Dans cette édition du festival Off d’Avignon Diastème signe deux textes « La paix dans le monde » et « 107ans » tous deux programmés au Théâtre Artéphile. La langue de Diastème est à la fois poétique et abrupte, traitant avec réalisme les aberrations et la violence de notre société déshumanisée. « 107ans » est de cette veine, histoire désabusée d’un amour adolescent gangrené par une folie qui ne s’éteindra jamais. Simon Fraud en interprète équilibriste flirte dangereusement entre passion amoureuse et folie meurtrière, inquiétant et touchant à la fois. Un texte fort.

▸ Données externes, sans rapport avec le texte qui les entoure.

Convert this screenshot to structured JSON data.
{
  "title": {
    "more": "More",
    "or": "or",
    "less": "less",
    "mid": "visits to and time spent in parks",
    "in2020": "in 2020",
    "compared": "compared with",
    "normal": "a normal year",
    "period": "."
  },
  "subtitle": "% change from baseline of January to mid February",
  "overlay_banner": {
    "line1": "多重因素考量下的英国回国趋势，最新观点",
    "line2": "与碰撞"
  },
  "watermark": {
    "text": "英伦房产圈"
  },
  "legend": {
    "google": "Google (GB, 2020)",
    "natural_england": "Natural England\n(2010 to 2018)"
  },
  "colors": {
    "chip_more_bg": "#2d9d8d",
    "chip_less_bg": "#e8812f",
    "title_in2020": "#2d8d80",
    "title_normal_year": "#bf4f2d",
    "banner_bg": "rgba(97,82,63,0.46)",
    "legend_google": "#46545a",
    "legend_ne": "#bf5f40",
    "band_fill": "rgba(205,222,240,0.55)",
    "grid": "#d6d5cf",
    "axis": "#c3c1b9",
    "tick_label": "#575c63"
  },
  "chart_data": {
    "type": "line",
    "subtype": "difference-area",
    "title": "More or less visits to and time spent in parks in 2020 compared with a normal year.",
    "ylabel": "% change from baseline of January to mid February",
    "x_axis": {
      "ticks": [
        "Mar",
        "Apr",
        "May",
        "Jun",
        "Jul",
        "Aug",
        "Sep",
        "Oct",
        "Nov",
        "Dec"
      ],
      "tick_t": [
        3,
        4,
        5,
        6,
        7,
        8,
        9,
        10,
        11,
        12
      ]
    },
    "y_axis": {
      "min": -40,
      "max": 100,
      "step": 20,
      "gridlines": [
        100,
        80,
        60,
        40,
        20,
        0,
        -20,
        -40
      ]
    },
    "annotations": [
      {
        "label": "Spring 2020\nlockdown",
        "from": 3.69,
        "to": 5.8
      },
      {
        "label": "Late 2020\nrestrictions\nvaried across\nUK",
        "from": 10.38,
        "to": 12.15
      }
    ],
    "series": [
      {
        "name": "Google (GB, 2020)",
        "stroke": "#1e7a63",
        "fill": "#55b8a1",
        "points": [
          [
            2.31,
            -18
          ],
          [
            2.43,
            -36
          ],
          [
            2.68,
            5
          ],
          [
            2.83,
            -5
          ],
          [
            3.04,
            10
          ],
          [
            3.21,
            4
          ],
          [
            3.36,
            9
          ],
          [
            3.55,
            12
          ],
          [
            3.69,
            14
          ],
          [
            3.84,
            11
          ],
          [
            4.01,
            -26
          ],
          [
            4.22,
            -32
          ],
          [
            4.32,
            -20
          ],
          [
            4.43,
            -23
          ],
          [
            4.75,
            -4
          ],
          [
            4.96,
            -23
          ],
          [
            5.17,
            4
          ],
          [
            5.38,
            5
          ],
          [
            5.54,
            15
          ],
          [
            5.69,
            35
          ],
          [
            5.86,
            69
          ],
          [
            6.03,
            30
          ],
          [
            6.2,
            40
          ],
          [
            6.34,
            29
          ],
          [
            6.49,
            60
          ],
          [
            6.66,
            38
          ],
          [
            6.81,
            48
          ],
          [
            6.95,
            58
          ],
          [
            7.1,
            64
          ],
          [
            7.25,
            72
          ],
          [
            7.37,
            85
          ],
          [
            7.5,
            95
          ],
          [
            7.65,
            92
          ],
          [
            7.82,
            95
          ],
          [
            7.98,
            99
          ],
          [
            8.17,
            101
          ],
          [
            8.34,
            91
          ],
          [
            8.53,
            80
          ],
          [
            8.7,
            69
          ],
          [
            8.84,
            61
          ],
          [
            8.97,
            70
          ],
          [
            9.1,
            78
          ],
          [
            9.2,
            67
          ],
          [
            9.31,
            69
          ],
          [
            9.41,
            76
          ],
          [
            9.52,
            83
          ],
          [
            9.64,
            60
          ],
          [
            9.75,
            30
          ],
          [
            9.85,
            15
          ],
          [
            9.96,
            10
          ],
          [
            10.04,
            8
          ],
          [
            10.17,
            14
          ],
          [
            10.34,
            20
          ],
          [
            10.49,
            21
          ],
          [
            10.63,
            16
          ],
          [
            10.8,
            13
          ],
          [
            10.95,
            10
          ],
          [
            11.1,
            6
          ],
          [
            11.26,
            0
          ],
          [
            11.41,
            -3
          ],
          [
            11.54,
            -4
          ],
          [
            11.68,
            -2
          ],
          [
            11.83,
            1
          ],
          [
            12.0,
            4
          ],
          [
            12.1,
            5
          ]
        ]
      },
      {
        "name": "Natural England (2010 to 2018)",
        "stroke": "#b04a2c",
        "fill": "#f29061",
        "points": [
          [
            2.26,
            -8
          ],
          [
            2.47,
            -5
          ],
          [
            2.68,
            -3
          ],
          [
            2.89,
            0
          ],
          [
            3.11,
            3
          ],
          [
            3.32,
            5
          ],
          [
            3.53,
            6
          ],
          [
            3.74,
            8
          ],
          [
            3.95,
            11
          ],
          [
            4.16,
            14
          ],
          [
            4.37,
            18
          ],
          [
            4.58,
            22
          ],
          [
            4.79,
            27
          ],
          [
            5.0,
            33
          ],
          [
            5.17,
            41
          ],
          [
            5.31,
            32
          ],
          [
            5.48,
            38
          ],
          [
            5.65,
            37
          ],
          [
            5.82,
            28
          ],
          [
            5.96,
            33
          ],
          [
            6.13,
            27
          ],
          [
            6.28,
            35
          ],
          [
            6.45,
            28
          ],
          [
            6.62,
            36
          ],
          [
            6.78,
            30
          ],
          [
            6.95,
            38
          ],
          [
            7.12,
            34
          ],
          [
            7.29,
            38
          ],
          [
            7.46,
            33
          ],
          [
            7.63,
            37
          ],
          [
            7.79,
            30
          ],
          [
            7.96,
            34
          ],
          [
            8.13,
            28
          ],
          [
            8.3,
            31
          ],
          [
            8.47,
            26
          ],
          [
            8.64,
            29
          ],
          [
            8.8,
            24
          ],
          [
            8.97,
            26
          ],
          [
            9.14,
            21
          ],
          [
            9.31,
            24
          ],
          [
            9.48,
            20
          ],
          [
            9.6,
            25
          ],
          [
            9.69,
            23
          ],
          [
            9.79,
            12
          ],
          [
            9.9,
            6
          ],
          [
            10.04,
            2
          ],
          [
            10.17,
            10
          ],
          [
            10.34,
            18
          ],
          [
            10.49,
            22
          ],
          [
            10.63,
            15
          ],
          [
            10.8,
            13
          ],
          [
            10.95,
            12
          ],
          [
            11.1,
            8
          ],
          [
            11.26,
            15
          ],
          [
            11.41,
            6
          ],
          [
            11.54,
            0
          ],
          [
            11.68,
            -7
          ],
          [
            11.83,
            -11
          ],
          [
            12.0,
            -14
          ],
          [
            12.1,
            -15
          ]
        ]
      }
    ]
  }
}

Simon aime Lucie, Lucie aime Simon. Un premier amour, de ceux qu’on n’oublie jamais tant ils marquent au fer chaque parcelle du corps, chaque recoin de l’âme. Simon aime Lucie, Lucie aime Simon. Mais peut-être parfois c’est trop, l’amour, peut-être parfois la passion ça fait peur à Lucie et Simon ne contrôle pas tout. C’est l’histoire d’une passion que le temps n’altère pas, une passion indomptable, incontrôlable, qui détruit tout sur son passage et dévore Simon de l’intérieur.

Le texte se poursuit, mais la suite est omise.